PUC suspends Hawaiian Electric's rushed solar financing proposal
For Immediate Release
February 2, 2011
CONTACT: Jeff Mikuina, 808-226-4987
PUC SUSPends hawaiian electric's rushed solar financing proposal
COMMISSION OPTS IN FAVOR OF A BROADER, MORE COST-EFFECTIVE ON-BILL PROGRAM
HONOLULU—On Tuesday, the Public Utilities Commission (PUC) ruled to suspend the "Simply Solar" proposal recently submitted by the Hawaiian Electric utility companies. The proposal—which surprised many observers because of its timing—sought PUC approval within sixty days for a $55 million, narrow on-bill repayment program for solar water heaters.
The Commission concluded that the “Simply Solar” program “amounts to a pilot on-bill financing program” and specified that the program’s costs “do not appear to be cost effective to ratepayers, requiring adjustment.” Designating it a “subset” of the current on-bill financing review in progress, the Commission did not reject the Simply Solar program but instead ordered that it be considered as a potential “interim option” as part of the examination of a broader, more cost-effective statewide on-bill repayment program for Hawai‘i in an already opened PUC regulatory proceeding.
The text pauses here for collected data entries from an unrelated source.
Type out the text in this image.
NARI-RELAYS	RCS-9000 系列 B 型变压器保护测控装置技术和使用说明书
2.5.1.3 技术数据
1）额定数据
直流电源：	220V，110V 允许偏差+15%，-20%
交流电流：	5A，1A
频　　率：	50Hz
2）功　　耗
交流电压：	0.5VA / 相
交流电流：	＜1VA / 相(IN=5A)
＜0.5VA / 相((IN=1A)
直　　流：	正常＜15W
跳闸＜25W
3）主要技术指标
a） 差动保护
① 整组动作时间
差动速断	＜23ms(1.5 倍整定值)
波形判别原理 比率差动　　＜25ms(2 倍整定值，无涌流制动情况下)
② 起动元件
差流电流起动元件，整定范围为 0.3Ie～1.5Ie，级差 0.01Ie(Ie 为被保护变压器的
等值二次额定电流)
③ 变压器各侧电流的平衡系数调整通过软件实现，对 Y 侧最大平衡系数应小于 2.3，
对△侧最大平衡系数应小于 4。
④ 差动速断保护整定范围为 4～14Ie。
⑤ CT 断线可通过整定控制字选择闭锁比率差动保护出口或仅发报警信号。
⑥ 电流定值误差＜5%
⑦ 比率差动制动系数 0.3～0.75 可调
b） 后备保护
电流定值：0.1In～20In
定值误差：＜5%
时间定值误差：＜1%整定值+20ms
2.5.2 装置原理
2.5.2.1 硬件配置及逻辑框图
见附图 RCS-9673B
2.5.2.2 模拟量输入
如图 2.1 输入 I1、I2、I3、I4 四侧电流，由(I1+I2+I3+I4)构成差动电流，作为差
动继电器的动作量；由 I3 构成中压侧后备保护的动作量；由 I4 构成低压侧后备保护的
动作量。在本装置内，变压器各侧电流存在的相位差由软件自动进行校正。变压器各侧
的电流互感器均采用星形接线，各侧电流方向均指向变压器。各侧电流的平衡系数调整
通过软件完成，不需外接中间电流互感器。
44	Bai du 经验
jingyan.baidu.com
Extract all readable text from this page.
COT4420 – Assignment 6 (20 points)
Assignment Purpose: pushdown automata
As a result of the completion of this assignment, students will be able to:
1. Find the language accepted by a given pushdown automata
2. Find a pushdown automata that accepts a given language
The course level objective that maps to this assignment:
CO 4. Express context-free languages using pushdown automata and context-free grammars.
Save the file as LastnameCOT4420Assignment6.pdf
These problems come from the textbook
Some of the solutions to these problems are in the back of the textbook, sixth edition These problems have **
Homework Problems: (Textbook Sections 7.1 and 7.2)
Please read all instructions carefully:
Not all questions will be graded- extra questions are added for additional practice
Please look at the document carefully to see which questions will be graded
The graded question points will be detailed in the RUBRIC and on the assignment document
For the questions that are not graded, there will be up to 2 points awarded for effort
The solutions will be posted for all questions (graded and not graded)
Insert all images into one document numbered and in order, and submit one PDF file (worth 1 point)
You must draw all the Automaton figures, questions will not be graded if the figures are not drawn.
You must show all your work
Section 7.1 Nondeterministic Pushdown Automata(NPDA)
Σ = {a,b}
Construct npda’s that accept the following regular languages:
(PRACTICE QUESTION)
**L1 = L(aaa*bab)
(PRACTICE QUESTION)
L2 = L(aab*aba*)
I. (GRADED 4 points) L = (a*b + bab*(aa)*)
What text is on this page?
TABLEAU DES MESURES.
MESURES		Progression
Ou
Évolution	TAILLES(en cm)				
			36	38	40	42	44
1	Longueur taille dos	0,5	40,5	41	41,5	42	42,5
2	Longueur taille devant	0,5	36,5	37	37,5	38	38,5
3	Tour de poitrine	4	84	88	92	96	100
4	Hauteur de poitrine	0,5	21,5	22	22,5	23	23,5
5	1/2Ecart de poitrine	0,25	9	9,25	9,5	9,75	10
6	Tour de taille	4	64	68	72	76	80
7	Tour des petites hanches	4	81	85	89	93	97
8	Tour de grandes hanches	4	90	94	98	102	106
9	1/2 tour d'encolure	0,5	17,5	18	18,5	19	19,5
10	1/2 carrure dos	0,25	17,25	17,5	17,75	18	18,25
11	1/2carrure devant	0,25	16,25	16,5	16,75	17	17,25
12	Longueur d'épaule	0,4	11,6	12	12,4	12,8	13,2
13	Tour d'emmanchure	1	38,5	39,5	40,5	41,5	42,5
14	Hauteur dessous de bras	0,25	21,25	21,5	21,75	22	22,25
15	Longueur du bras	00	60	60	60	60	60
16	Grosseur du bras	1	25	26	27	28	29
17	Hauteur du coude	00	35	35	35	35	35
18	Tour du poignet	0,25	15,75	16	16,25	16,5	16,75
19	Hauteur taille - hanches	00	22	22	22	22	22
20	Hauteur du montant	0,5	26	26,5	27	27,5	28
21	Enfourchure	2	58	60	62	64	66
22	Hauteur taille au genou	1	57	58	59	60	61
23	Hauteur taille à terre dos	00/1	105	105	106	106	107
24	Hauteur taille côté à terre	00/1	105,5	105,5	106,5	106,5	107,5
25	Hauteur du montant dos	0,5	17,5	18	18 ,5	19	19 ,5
“Blue Planet strongly supports on-bill repayment that enables more residents and businesses to enjoy the benefits of solar and efficiency,” said Jeff Mikulina, executive director of the Blue Planet Foundation, which has played a lead role in the development of a comprehensive and well-designed, statewide, on-bill financing program. “The Commission made the right decision in this case, providing for expert and stakeholder review to make sure that this program is done right.”
A number of organizations working on the on-bill financing program raised questions about the precipitate proposal from the utility. The State Consumer Advocate expressed concerns about the proposal’s “reasonableness.”
"We appreciate the intent of the utility’s proposal and remain confident that the Simply Solar program can be developed into an effective program that maximizes both cost and energy savings,” Mikulina continued.
On-bill financing—which eliminates the up-front cost of solar or efficiency—is a powerful tool to increase adoption of energy efficiency and solar. On-bill works by removing two major hurdles to investing in solar and efficiency: cost and complexity. The clean energy investments are paid off directly through the savings on the electricity bill over time, and the process for adopting clean energy is streamlined.
The ongoing consideration of a comprehensive on-bill financing program is the result of a 2011 legislative measure that received strong support from the Administration as part of a vocal commitment to the state’s aggressive clean energy clean energy goals.
“The Commission’s decision underscores the Administration’s commitment to effecting real, substantive change that will accelerate our progress toward energy independence,” Mikulina added. “An intelligent, carefully developed on-bill program will create a robust marketplace for the clean energy industry and lenders, providing economic relief to residents, providing jobs, and reducing carbon pollution.”